The PipelineCLI object has several attributes to add custom functionality, most importantly:

run_parser: an instance of argparse.ArgumentParser handling the run subcommand.
ls_parser: an instance of argparse.ArgumentParser handling the ls subcommand.
dot_parser: an instance of argparse.ArgumentParser handling the dot subcommand.

There is no object to handle the undo subcommand as it is auto-generated during runtime, so that the undo's arguments match the ones of run, even if custom arguments were added to run. In addition, the -d/--downstream option is added to undo.
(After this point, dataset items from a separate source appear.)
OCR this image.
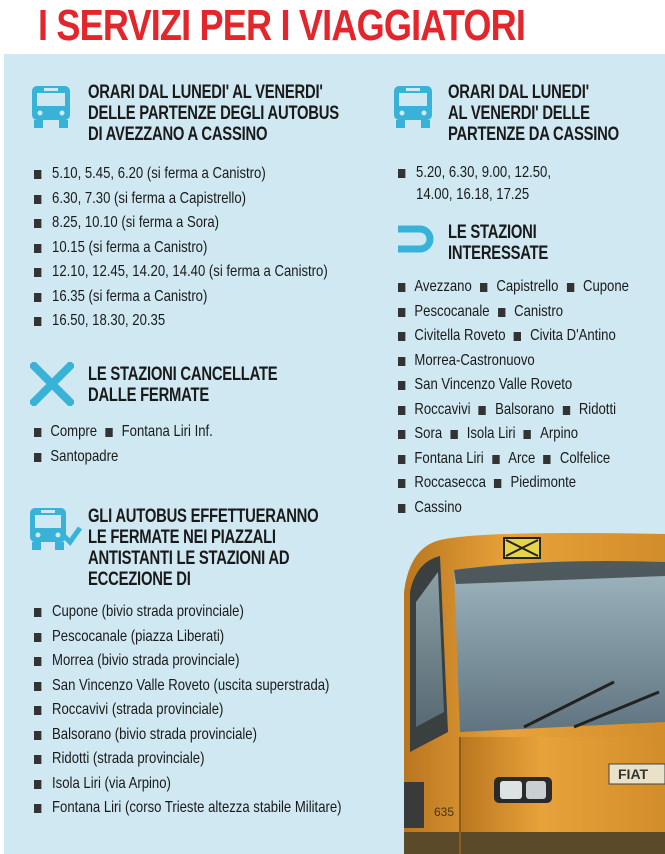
I SERVIZI PER I VIAGGIATORI
ORARI DAL LUNEDI' AL VENERDI'
DELLE PARTENZE DEGLI AUTOBUS
DI AVEZZANO A CASSINO
5.10, 5.45, 6.20 (si ferma a Canistro)
6.30, 7.30 (si ferma a Capistrello)
8.25, 10.10 (si ferma a Sora)
10.15 (si ferma a Canistro)
12.10, 12.45, 14.20, 14.40 (si ferma a Canistro)
16.35 (si ferma a Canistro)
16.50, 18.30, 20.35
LE STAZIONI CANCELLATE
DALLE FERMATE
Compre Fontana Liri Inf.
Santopadre
GLI AUTOBUS EFFETTUERANNO
LE FERMATE NEI PIAZZALI
ANTISTANTI LE STAZIONI AD
ECCEZIONE DI
Cupone (bivio strada provinciale)
Pescocanale (piazza Liberati)
Morrea (bivio strada provinciale)
San Vincenzo Valle Roveto (uscita superstrada)
Roccavivi (strada provinciale)
Balsorano (bivio strada provinciale)
Ridotti (strada provinciale)
Isola Liri (via Arpino)
Fontana Liri (corso Trieste altezza stabile Militare)
ORARI DAL LUNEDI'
AL VENERDI' DELLE
PARTENZE DA CASSINO
5.20, 6.30, 9.00, 12.50,
14.00, 16.18, 17.25
LE STAZIONI
INTERESSATE
Avezzano Capistrello Cupone
Pescocanale Canistro
Civitella Roveto Civita D'Antino
Morrea-Castronuovo
San Vincenzo Valle Roveto
Roccavivi Balsorano Ridotti
Sora Isola Liri Arpino
Fontana Liri Arce Colfelice
Roccasecca Piedimonte
Cassino
FIAT
635
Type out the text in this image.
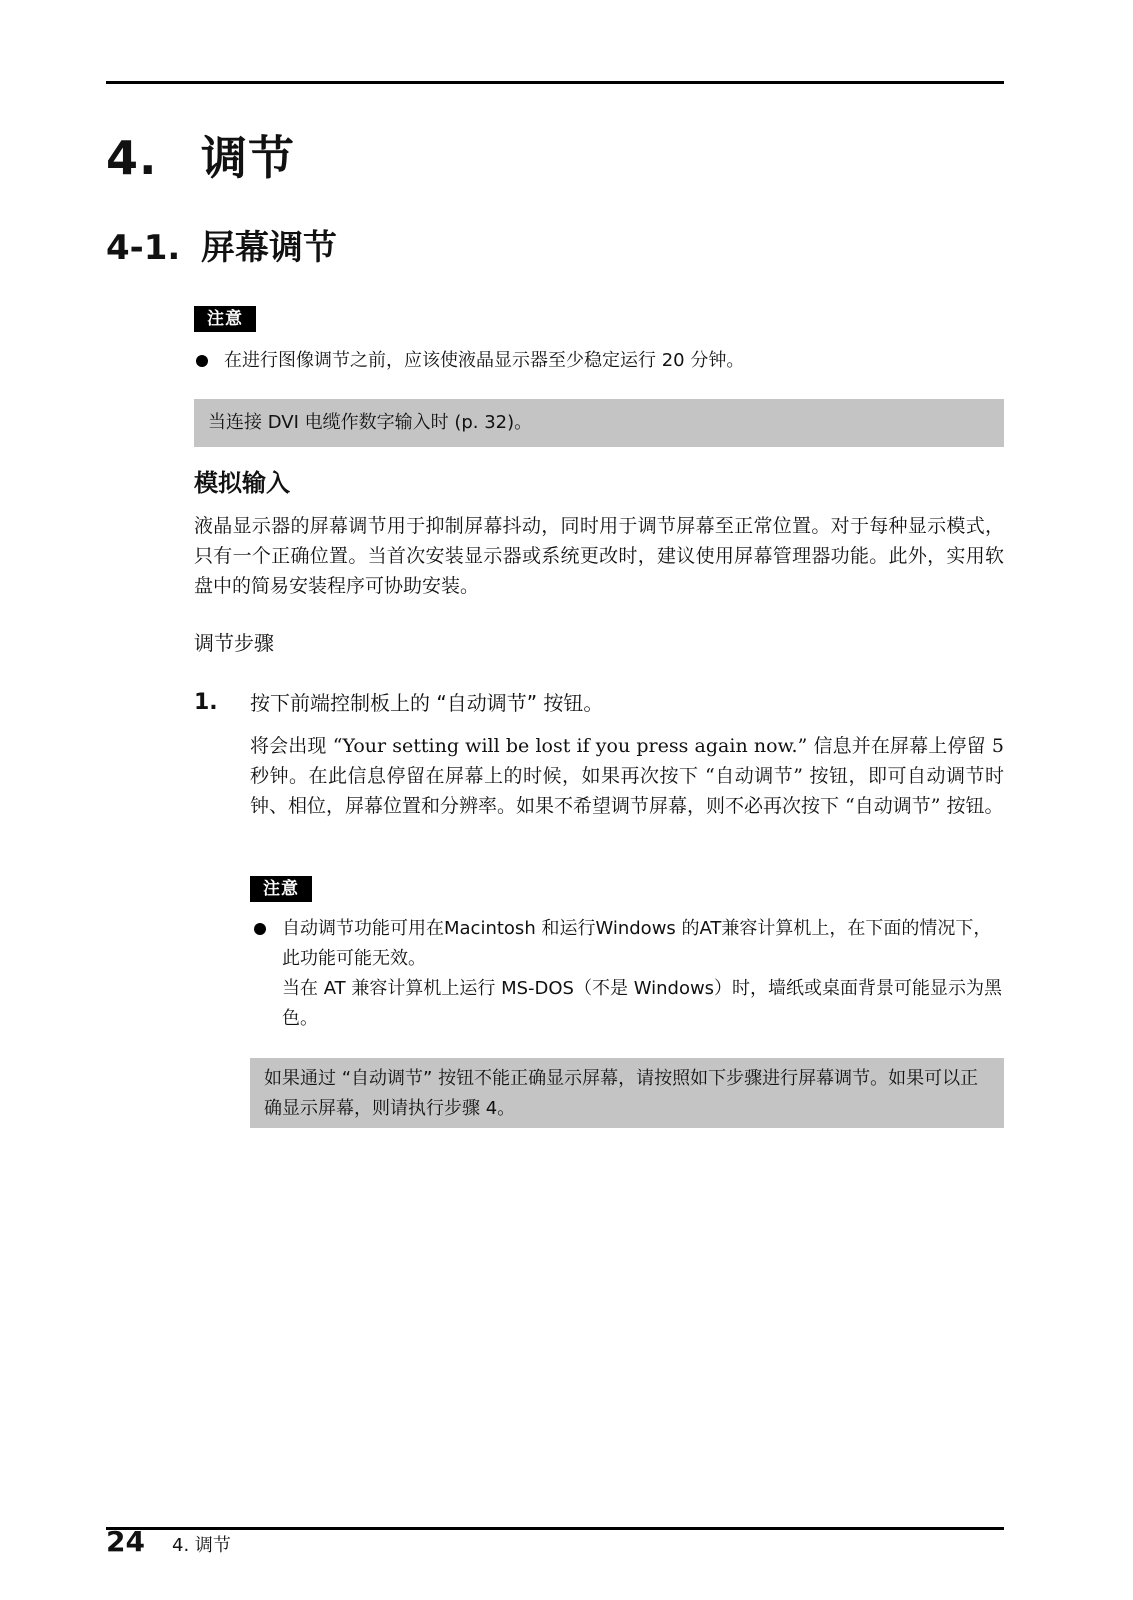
4. 调节
4-1. 屏幕调节
注意
在进行图像调节之前，应该使液晶显示器至少稳定运行 20 分钟。
当连接 DVI 电缆作数字输入时 (p. 32)。
模拟输入
液晶显示器的屏幕调节用于抑制屏幕抖动，同时用于调节屏幕至正常位置。对于每种显示模式，只有一个正确位置。当首次安装显示器或系统更改时，建议使用屏幕管理器功能。此外，实用软盘中的简易安装程序可协助安装。
调节步骤
1. 按下前端控制板上的 “自动调节” 按钮。
将会出现 “Your setting will be lost if you press again now.” 信息并在屏幕上停留 5 秒钟。在此信息停留在屏幕上的时候，如果再次按下 “自动调节” 按钮，即可自动调节时钟、相位，屏幕位置和分辨率。如果不希望调节屏幕，则不必再次按下 “自动调节” 按钮。
注意
自动调节功能可用在Macintosh 和运行Windows 的AT兼容计算机上，在下面的情况下，此功能可能无效。
当在 AT 兼容计算机上运行 MS-DOS（不是 Windows）时，墙纸或桌面背景可能显示为黑色。
如果通过 “自动调节” 按钮不能正确显示屏幕，请按照如下步骤进行屏幕调节。如果可以正确显示屏幕，则请执行步骤 4。
24 4. 调节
The above listed objects can be used as in regular argparse command line interfaces. So, additional arguments could be added to the subcommand parsers (e.g. run_parser). Any parsed commands and arguments are added during runtime to the context dictionary which has to be accepted by pipeline task functions and is used to format resource location templates. This makes default and custom arguments available as variables in pipeline tasks during execution.

See below for specific examples of adding custom functionality to the command line interface.

Execution date

Continuing from the code snippet above, the following describes how to add an "execution date" argument to the command line interface. This can be useful to simulate pipeline executions in the past or future, and to store resources at locations specific to the actual execution date of the program (see "Templating resource locations" below for more details).

Before calling the run method of the PipelineCLI object:

cli.run_parser.add_argument('-e', '--execution-date', default=pd.Timestamp('today').date(),
                            type=lambda x: pd.to_datetime(x).date(), help='the date of execution'))

If the command line option is not used explicitely, today's date is used as default. With the type keyword argument, we convert the provided value to a datetime object. Any string compatible with this transformation is hence valid, e.g. '2018-01-30'.

Now, the context dictionary passed to each pipeline function will contain an entry with key 'execution_date' and a datetime object as value (argparse converts hyphens to underscores to ensure valid Python naming).

Custom resource classes

dalymi ships with a default set of resource classes (see dalymi.resources), most notably PandasCSV and Pickle. These classes are ready to go and provide all the functionality a resource needs for pipeline execution. However, custom resources can be easily defined by subclassing dalymi.resources.Resource and overriding key methods:

from dalymi.resources import Resource

class CustomResource(Resource):

    def check(self, path):
        # custom code to check whether this type of resource exists at location `path`.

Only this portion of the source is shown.